Alcorn hosts Community Awareness Briefing Training

Alcorn State University students, faculty, and staff participated in a training session geared toward campus and community safety.

The University hosted the Community Awareness Briefing Training Tuesday, Feb. 21, in the Dr. Clinton Bristow Jr. Dining Hall – Gold Room. The training is designed to guide Alcorn and community liaisons to maintain safety by developing an understanding of violent extremist, recruitment tactics, and exploring ways to prevent such threats at the local level. The training results from the University receiving the Mississippi Department of Homeland Security Community Grant.

The training session included awareness of social platforms, risk factors that lead to extremism, recognizing a change in behavior in potentially radical individuals, what bystanders could do to prevent attacks from extremists, violence prevention programs, and more.

Emery Nauden Jr., the U.S. Department of Homeland Security regional prevention coordinator for Florida, Mississippi, Alabama, and Tennessee, facilitated the event. Nauden talked about the importance of these programs and how they could save communities.

“This training is about prevention work and creating multidisciplinary teams to help intervene with an individual planning to become violent,” said Nauden. “This training will help the Alcorn community to train and set up disciplinary teams going forward.”

Malik Rodgers, a Houston, Texas native pursuing a Master of Business Administration, appreciates Alcorn providing the training to help its community identify and prevent extreme danger.

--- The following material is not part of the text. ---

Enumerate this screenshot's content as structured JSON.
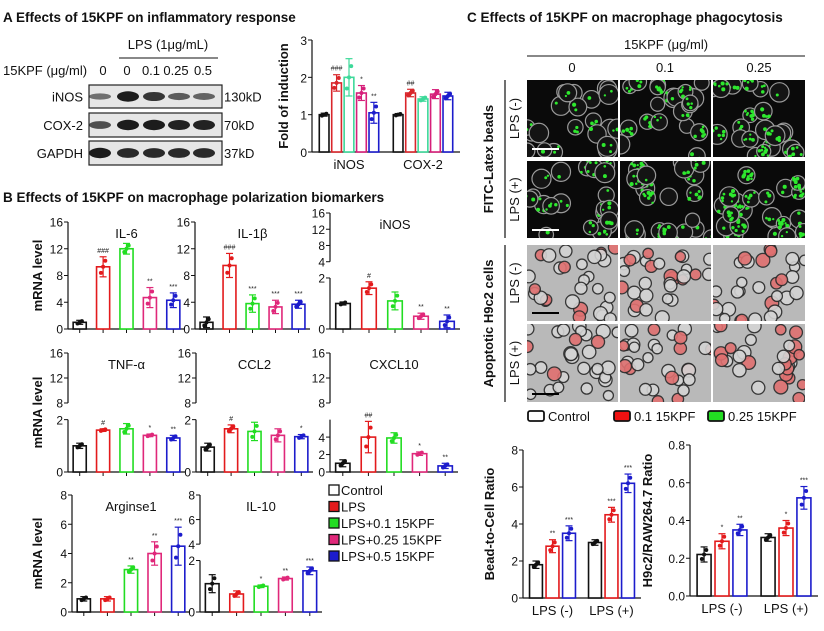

“This is a great opportunity that allows us to have funding to conduct this training,” said Rodgers. “It also feels great to be at the forefront of HBCUs that received this grant. I believe that is one of the best opportunities we could have.”

Dr. Alfred Galtney, Alcorn's chief compliance officer, talked about how valuable the training session is for the University and surrounding communities.

“Mr. Nauden’s presentation was very educational,” said Galtney. “This training provided great information as a start for us to spread it throughout our local communities and prepare them to mitigate extreme situations in our environments. With this information, we could equip local school systems, law enforcement, and community-based organization so that they could be aware of different threats.”